But for one and all there was one word—Good-bye. God be with you; and He was.


PART III

CHAPTER XVIII

The sixty soldiers were already at the station when we arrived, also Colonel Pops Dragitch, and Colonel Guentchitch followed, to watch the embarkation of wagons and motors on the train. We were not to leave till early next morning, so we went in relays to the camp for supper, leaving the others in charge of the goods; and we slept that night in our carriages on the train.

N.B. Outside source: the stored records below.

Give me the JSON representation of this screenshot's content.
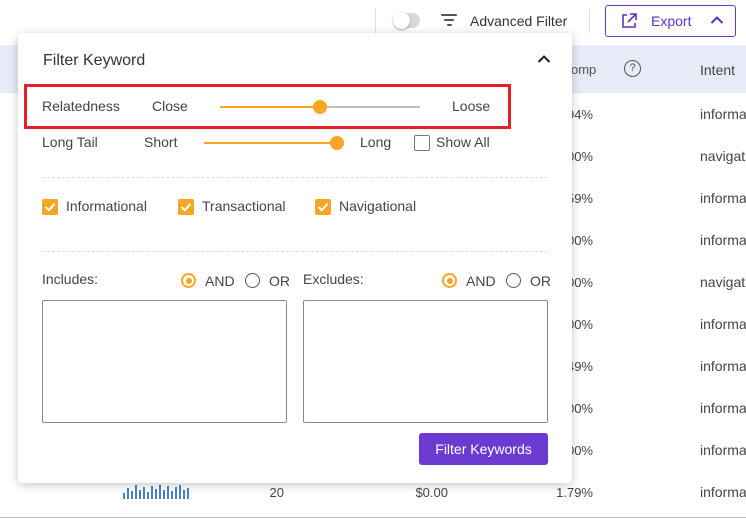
{
  "toolbar": {
    "advanced_filter_label": "Advanced Filter",
    "export_label": "Export",
    "toggle_on": false
  },
  "table": {
    "header": {
      "comp": "omp",
      "help": "?",
      "intent": "Intent"
    },
    "rows": [
      {
        "comp": "94%",
        "intent": "informa"
      },
      {
        "comp": "00%",
        "intent": "navigat"
      },
      {
        "comp": "59%",
        "intent": "informa"
      },
      {
        "comp": "00%",
        "intent": "informa"
      },
      {
        "comp": "00%",
        "intent": "navigat"
      },
      {
        "comp": "00%",
        "intent": "informa"
      },
      {
        "comp": "49%",
        "intent": "informa"
      },
      {
        "comp": "00%",
        "intent": "informa"
      },
      {
        "comp": "00%",
        "intent": "informa"
      }
    ],
    "last_row": {
      "volume": "20",
      "cpc": "$0.00",
      "comp": "1.79%",
      "intent": "informa"
    }
  },
  "panel": {
    "title": "Filter Keyword",
    "relatedness": {
      "label": "Relatedness",
      "min_label": "Close",
      "max_label": "Loose",
      "value_fraction": 0.5
    },
    "long_tail": {
      "label": "Long Tail",
      "min_label": "Short",
      "max_label": "Long",
      "value_fraction": 1.0,
      "show_all_label": "Show All",
      "show_all_checked": false
    },
    "intents": [
      {
        "label": "Informational",
        "checked": true
      },
      {
        "label": "Transactional",
        "checked": true
      },
      {
        "label": "Navigational",
        "checked": true
      }
    ],
    "includes": {
      "label": "Includes:",
      "and_label": "AND",
      "or_label": "OR",
      "selected": "AND",
      "value": ""
    },
    "excludes": {
      "label": "Excludes:",
      "and_label": "AND",
      "or_label": "OR",
      "selected": "AND",
      "value": ""
    },
    "submit_label": "Filter Keywords"
  },
  "colors": {
    "accent": "#f5a623",
    "brand": "#6a3ad1",
    "highlight": "#e5202a",
    "header_bg": "#e8ebf7"
  }
}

The hospital was to be officially known as "The First Serbian-English Field Hospital (Front)—Commandant Madame Stobart," and we were attached to the Schumadia Division (25,000 men). The oxen and horses were entrained at dawn, but the train did not start till eight o'clock (Saturday, October 2nd). Colonels Guentchitch and Pops Dragitch came to say good-bye. We little guessed that we should next meet at Scutari, near the coast, in Albania, after three months of episodes more tragic than any which even Serbia has ever before endured. I was amused at being told that I was the commander of the train, and that no one would be allowed to board it, or to leave it, without my permission. I don't remember much amusement after that.

We reached Nish at seven that evening, and during the train's halt of an hour and twenty minutes, we dined in the station restaurant. Members of the Second British Farmers' Unit, which had been working at Belgrade, with Mr. Wynch as Administrator, were at the station on their way to England.

After Nish the line was monopolised by military trains, in which were Serbian soldiers, dressed in every variety of old garments, brown or grey—the nearest approach to uniform producible. They reminded me of the saying of Emerson, "No army of freedom or independence is ever well dressed."